Focused on learning, Todo Todo comprises programmes that have been curated to help youths explore their career options, keep abreast of industry happenings and equip them with the relevant skills that can help them make the transition from school into meaningful careers.
Gearing Up For Industry 4.0
The fourth edition of the Todo Todo Skills Marketplace at Bugis+ on 25 January 2019 was centered on preparing youths for Industry 4.0. The event was attended by over 300 youths from institutes of higher learning.
“As Industry 4.0 unfolds, there will be changes to the way we work. Job skills that are required today can be very different from those held by previous generations.
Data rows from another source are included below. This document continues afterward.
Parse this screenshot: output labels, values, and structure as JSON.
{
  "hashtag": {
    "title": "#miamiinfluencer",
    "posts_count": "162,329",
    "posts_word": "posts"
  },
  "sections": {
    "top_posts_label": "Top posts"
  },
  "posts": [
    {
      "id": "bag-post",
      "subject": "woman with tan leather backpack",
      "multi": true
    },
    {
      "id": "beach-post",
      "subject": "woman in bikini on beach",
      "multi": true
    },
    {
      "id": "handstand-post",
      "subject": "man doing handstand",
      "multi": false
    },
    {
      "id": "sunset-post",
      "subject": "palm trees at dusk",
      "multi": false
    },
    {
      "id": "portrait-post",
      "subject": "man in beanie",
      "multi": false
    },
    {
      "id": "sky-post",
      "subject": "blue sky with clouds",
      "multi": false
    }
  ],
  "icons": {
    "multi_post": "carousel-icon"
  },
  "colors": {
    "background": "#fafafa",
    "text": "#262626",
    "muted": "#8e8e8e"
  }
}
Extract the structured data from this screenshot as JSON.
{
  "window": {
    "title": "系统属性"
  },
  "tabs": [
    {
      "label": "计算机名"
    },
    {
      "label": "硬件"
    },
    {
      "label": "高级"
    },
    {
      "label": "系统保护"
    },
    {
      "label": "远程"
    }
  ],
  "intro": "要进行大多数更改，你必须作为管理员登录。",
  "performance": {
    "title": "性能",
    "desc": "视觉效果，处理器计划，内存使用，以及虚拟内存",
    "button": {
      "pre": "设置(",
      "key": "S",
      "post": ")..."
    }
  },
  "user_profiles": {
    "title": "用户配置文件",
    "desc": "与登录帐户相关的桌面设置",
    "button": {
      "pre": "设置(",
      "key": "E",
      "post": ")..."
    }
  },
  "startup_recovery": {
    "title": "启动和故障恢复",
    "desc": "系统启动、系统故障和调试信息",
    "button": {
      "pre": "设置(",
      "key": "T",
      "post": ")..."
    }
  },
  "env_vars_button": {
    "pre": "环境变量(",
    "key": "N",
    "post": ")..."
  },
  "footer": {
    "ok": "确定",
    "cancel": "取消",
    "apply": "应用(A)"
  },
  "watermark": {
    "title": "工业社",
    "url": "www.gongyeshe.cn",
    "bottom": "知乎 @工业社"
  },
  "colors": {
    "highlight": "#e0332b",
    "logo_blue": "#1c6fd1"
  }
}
Our youth can use platforms like Todo Todo to get equipped with the relevant skills for the workplace.
“We will continue to support our youth in seizing opportunities, and forming a community that supports one another in today’s competitive global environment,” said Minister for Culture, Community and Youth Grace Fu, who was guest-of-honour.
For the first time at a Todo Todo Skills Marketplace, learning partners – Nanyang Polytechnic, Dioworks (e-learning design company), U Leap by NTUC and NTUC’s e2i (Employment and Employability Institute), Gen Infiniti Academy and the Lifelong Learning Institute – were on site to showcase different learning resources. This included bite-sized learning modules, project based e-learning and personalised learning curricula – all resources to help youths pick up new and practical skills for the workforce.
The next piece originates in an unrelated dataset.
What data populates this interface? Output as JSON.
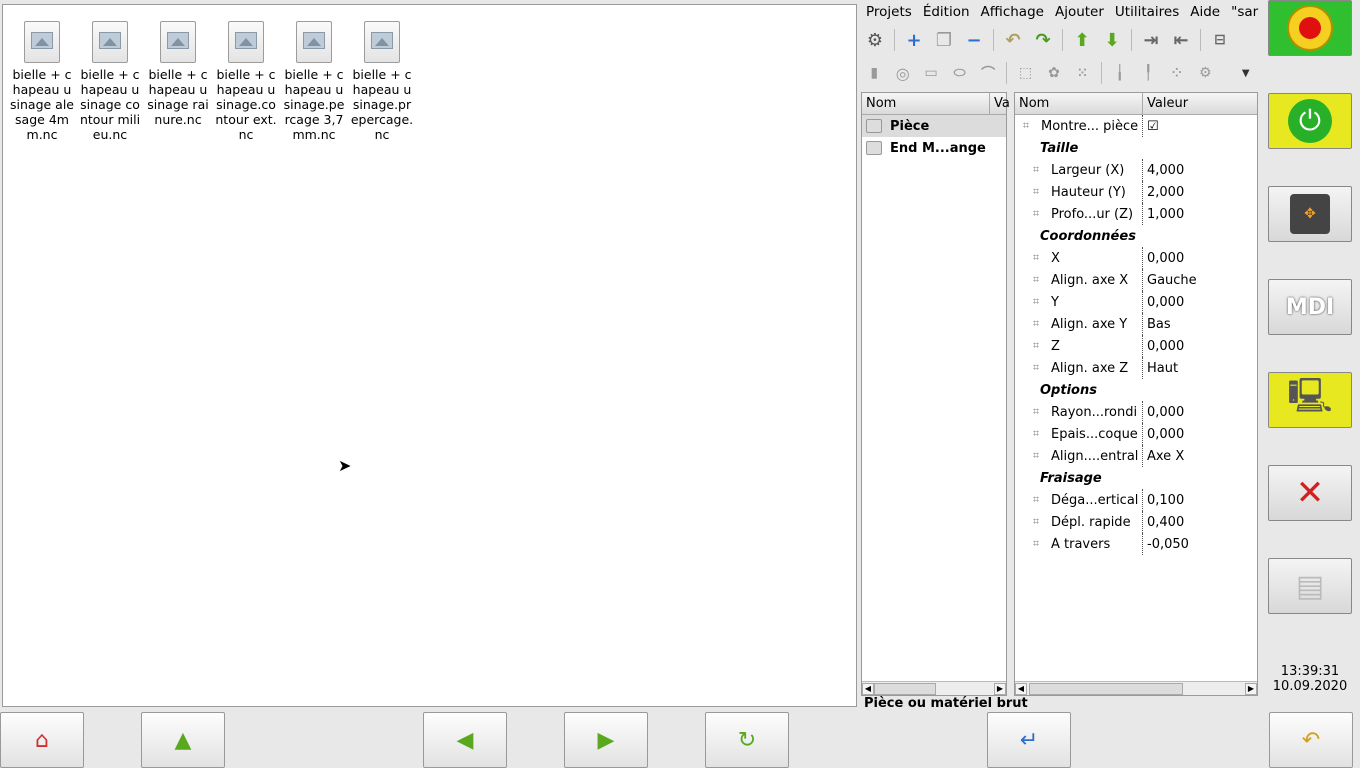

Part of the programme included meet and greet sessions with prospective employers from the financial services, infocomm and technology, logistics and retail sectors, giving the youths a chance to learn about the latest developments and career opportunities available. Business leaders from Maybank Singapore, Tata Consultancy Services, Shopee Singapore, Quirk and Shalom Movers were also part of the line-up of speakers who shared perspectives and insights on their personal career journeys.
“Todo Todo Skills Marketplace tackles the core concerns of a younger Singaporean worker — landing a job in a competitive but highly diversified market. This uncertainty is compounded by higher rate of skills erosion. The Todo Todo Skills Marketplace can help to strengthen skills to jobs search nexus and provide the blueprint for upgrading opportunities for our youths,” added NTUC Assistant Secretary-General (ASG) and Young NTUC Executive Secretary Desmond Choo.
Budget 2019 Calls
Speaking on the sidelines of the event, ASG Choo also detailed what he hoped to tackle of this year’s Budget 2019 announcement.
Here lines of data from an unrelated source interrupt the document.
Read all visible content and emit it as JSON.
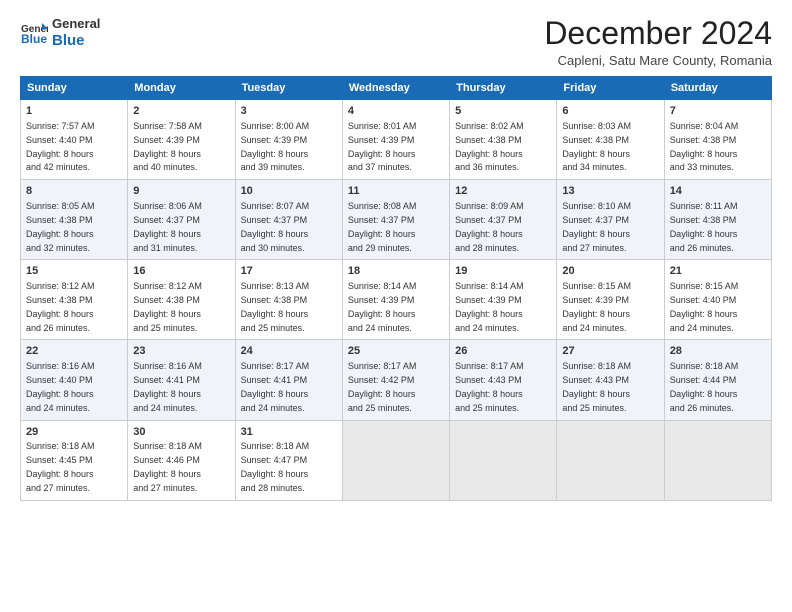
{
  "logo": {
    "general": "General",
    "blue": "Blue",
    "icon_color": "#1a6bb5"
  },
  "title": "December 2024",
  "subtitle": "Capleni, Satu Mare County, Romania",
  "columns": [
    "Sunday",
    "Monday",
    "Tuesday",
    "Wednesday",
    "Thursday",
    "Friday",
    "Saturday"
  ],
  "weeks": [
    [
      {
        "day": "1",
        "detail": "Sunrise: 7:57 AM\nSunset: 4:40 PM\nDaylight: 8 hours\nand 42 minutes."
      },
      {
        "day": "2",
        "detail": "Sunrise: 7:58 AM\nSunset: 4:39 PM\nDaylight: 8 hours\nand 40 minutes."
      },
      {
        "day": "3",
        "detail": "Sunrise: 8:00 AM\nSunset: 4:39 PM\nDaylight: 8 hours\nand 39 minutes."
      },
      {
        "day": "4",
        "detail": "Sunrise: 8:01 AM\nSunset: 4:39 PM\nDaylight: 8 hours\nand 37 minutes."
      },
      {
        "day": "5",
        "detail": "Sunrise: 8:02 AM\nSunset: 4:38 PM\nDaylight: 8 hours\nand 36 minutes."
      },
      {
        "day": "6",
        "detail": "Sunrise: 8:03 AM\nSunset: 4:38 PM\nDaylight: 8 hours\nand 34 minutes."
      },
      {
        "day": "7",
        "detail": "Sunrise: 8:04 AM\nSunset: 4:38 PM\nDaylight: 8 hours\nand 33 minutes."
      }
    ],
    [
      {
        "day": "8",
        "detail": "Sunrise: 8:05 AM\nSunset: 4:38 PM\nDaylight: 8 hours\nand 32 minutes."
      },
      {
        "day": "9",
        "detail": "Sunrise: 8:06 AM\nSunset: 4:37 PM\nDaylight: 8 hours\nand 31 minutes."
      },
      {
        "day": "10",
        "detail": "Sunrise: 8:07 AM\nSunset: 4:37 PM\nDaylight: 8 hours\nand 30 minutes."
      },
      {
        "day": "11",
        "detail": "Sunrise: 8:08 AM\nSunset: 4:37 PM\nDaylight: 8 hours\nand 29 minutes."
      },
      {
        "day": "12",
        "detail": "Sunrise: 8:09 AM\nSunset: 4:37 PM\nDaylight: 8 hours\nand 28 minutes."
      },
      {
        "day": "13",
        "detail": "Sunrise: 8:10 AM\nSunset: 4:37 PM\nDaylight: 8 hours\nand 27 minutes."
      },
      {
        "day": "14",
        "detail": "Sunrise: 8:11 AM\nSunset: 4:38 PM\nDaylight: 8 hours\nand 26 minutes."
      }
    ],
    [
      {
        "day": "15",
        "detail": "Sunrise: 8:12 AM\nSunset: 4:38 PM\nDaylight: 8 hours\nand 26 minutes."
      },
      {
        "day": "16",
        "detail": "Sunrise: 8:12 AM\nSunset: 4:38 PM\nDaylight: 8 hours\nand 25 minutes."
      },
      {
        "day": "17",
        "detail": "Sunrise: 8:13 AM\nSunset: 4:38 PM\nDaylight: 8 hours\nand 25 minutes."
      },
      {
        "day": "18",
        "detail": "Sunrise: 8:14 AM\nSunset: 4:39 PM\nDaylight: 8 hours\nand 24 minutes."
      },
      {
        "day": "19",
        "detail": "Sunrise: 8:14 AM\nSunset: 4:39 PM\nDaylight: 8 hours\nand 24 minutes."
      },
      {
        "day": "20",
        "detail": "Sunrise: 8:15 AM\nSunset: 4:39 PM\nDaylight: 8 hours\nand 24 minutes."
      },
      {
        "day": "21",
        "detail": "Sunrise: 8:15 AM\nSunset: 4:40 PM\nDaylight: 8 hours\nand 24 minutes."
      }
    ],
    [
      {
        "day": "22",
        "detail": "Sunrise: 8:16 AM\nSunset: 4:40 PM\nDaylight: 8 hours\nand 24 minutes."
      },
      {
        "day": "23",
        "detail": "Sunrise: 8:16 AM\nSunset: 4:41 PM\nDaylight: 8 hours\nand 24 minutes."
      },
      {
        "day": "24",
        "detail": "Sunrise: 8:17 AM\nSunset: 4:41 PM\nDaylight: 8 hours\nand 24 minutes."
      },
      {
        "day": "25",
        "detail": "Sunrise: 8:17 AM\nSunset: 4:42 PM\nDaylight: 8 hours\nand 25 minutes."
      },
      {
        "day": "26",
        "detail": "Sunrise: 8:17 AM\nSunset: 4:43 PM\nDaylight: 8 hours\nand 25 minutes."
      },
      {
        "day": "27",
        "detail": "Sunrise: 8:18 AM\nSunset: 4:43 PM\nDaylight: 8 hours\nand 25 minutes."
      },
      {
        "day": "28",
        "detail": "Sunrise: 8:18 AM\nSunset: 4:44 PM\nDaylight: 8 hours\nand 26 minutes."
      }
    ],
    [
      {
        "day": "29",
        "detail": "Sunrise: 8:18 AM\nSunset: 4:45 PM\nDaylight: 8 hours\nand 27 minutes."
      },
      {
        "day": "30",
        "detail": "Sunrise: 8:18 AM\nSunset: 4:46 PM\nDaylight: 8 hours\nand 27 minutes."
      },
      {
        "day": "31",
        "detail": "Sunrise: 8:18 AM\nSunset: 4:47 PM\nDaylight: 8 hours\nand 28 minutes."
      },
      {
        "day": "",
        "detail": ""
      },
      {
        "day": "",
        "detail": ""
      },
      {
        "day": "",
        "detail": ""
      },
      {
        "day": "",
        "detail": ""
      }
    ]
  ]
}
Top on his list was the hope that the Government, together with companies such as Temasek-linked ones, can open up more internship opportunities for young Singaporeans. “ This is so our young people can have a leg up in their job search,” he said.
Another item on his Budget wishlist was for more opportunities for “learning dexterity”. He said that he hoped the Government would be able to extend more subsidies for courses that will enable young people of pick up new skills, and even additional qualifications that will enable them to change career tracks depending on how the market changes.
ASG Choo also reiterated his hopes that the Government could look into making family care leave mandatory for companies. He said that this would be a big help to both single young workers looking after their elderly parents, and families with both elderly parents and young children.
Together with the hope that the Government can do more to ease the burden of infant and childcare costs, ASG Choo said: “We are committed to understanding the needs of younger Singaporeans, and translating it into policies that will help them. So that they can develop and dedicate themselves to their jobs and also take care of their families.”